As many of you know I am in the process of restoring a 1955 wood cutting band saw. Parts of it are cleaned up and ready for paint so I am wondeering what you folks use for paint. I know Rustoleum seems to be popular on another forum I belong to.
Sherwin-Williams seems to be another.
What do most of you use? Colors and numbers would help if you have them.

Charlie


----------



## Steve Neul (Sep 2, 2011)

ChipperOfWood said:


> As many of you know I am in the process of restoring a 1955 wood cutting band saw. Parts of it are cleaned up and ready for paint so I am wondeering what you folks use for paint. I know Rustoleum seems to be popular on another forum I belong to.
> Sherwin-Williams seems to be another.
> What do most of you use? Colors and numbers would help if you have them.
> 
> Charlie


You might be able to get the color if you have a small part you can take off. Sand the surface a little to cut the years of dirt off and put some clear coating on it. Then take the part to a paint store for them to computer match.


----------



## Tom-G (Nov 11, 2012)

You may want to take a sample of the original paint to an automotive paint supply store. They may be able to match it or find something close to mix from the thousands of paint chips they typically have available. They will also be able to advise on the best primer and type of paint for the top coat. Some of them can also put the custom mixed paint into spray cans if needed.


----------



## ChipperOfWood (Oct 18, 2012)

Thanks guys. The problem is that it appears that a PO paiinted this saw with who knows what. I am just looking for what some others may have painted similar tools by Delta. 

Charlie


----------



## rustbucket (Nov 13, 2009)

Honestly, you don't have a numbers matching '67 Corvette with a L-88 427 here. Paint it whatever color you like. I personally like Rustoleum in spray cans for machinery. I kinda like the look if the Hammerite finish.


----------



## Steve Neul (Sep 2, 2011)

Maybe this site would help. http://wiki.vintagemachinery.org/PaintColorsDelta.ashx


----------



## dodgeboy77 (Mar 18, 2009)

Rustoleum Smoke Gray was a real close match for my Unisaw. I have a Delta/Rockwell RAS with a darker gray that Rustoleum Dark Machinery Gray matches. Multiple coats of rattle-can Rustoleum applied properly give a nice finish.

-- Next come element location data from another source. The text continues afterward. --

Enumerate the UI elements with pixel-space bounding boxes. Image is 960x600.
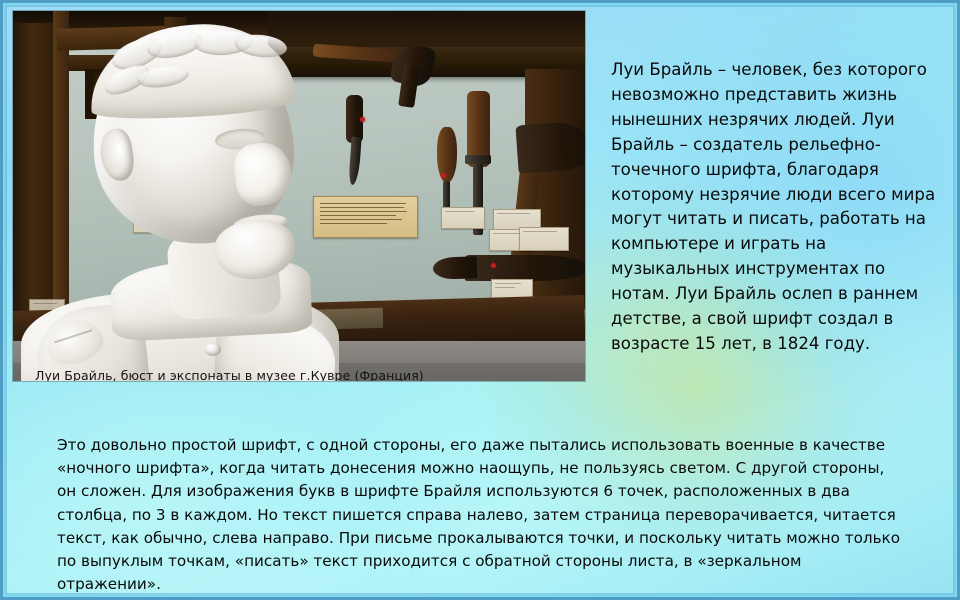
photo-caption: Луи Брайль, бюст и экспонаты в музее г.К… bbox=[35, 368, 424, 381]
museum-photo: Луи Брайль, бюст и экспонаты в музее г.К… bbox=[13, 11, 585, 381]
braille-bust bbox=[19, 25, 349, 381]
tool-awl-handle bbox=[437, 127, 457, 183]
exhibit-label bbox=[441, 207, 485, 229]
bottom-paragraph: Это довольно простой шрифт, с одной стор… bbox=[57, 434, 905, 596]
tool-shears bbox=[465, 255, 585, 281]
tool-shears-marker bbox=[491, 263, 496, 268]
right-paragraph: Луи Брайль – человек, без которого невоз… bbox=[611, 58, 945, 357]
tool-awl-marker bbox=[441, 173, 446, 178]
presentation-slide: Луи Брайль, бюст и экспонаты в музее г.К… bbox=[0, 0, 960, 600]
exhibit-label bbox=[519, 227, 569, 251]
tool-shears-point bbox=[433, 256, 478, 280]
tool-adze-head bbox=[515, 120, 585, 173]
bust-coat-button bbox=[205, 343, 221, 356]
tool-chisel-ferrule bbox=[465, 155, 491, 164]
tool-pin-marker bbox=[360, 117, 365, 122]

Don't go crazy trying to get an exact paint match for your Delta machine as Delta didn't. It's not like finding an exact paint match for a 1962 Ferrari or something because as I understand it, Delta wasn't too careful about mixing exact colors. I read a story once about a guy who had a shop full of original Delta tools of the same vintage and they were all different shades of gray.

Than again, if you feel like painting it orange, go ahead! It's your lathe.

Bill


----------



## GeorgeC (Jul 30, 2008)

rustbucket said:


> Honestly, you don't have a numbers matching '67 Corvette with a L-88 427 here. Paint it whatever color you like. I personally like Rustoleum in spray cans for machinery. I kinda like the look if the Hammerite finish.


" Paint it whatever color you like. " Completely agree. It is your tool, you will be using it. Color should be your choice.

George


----------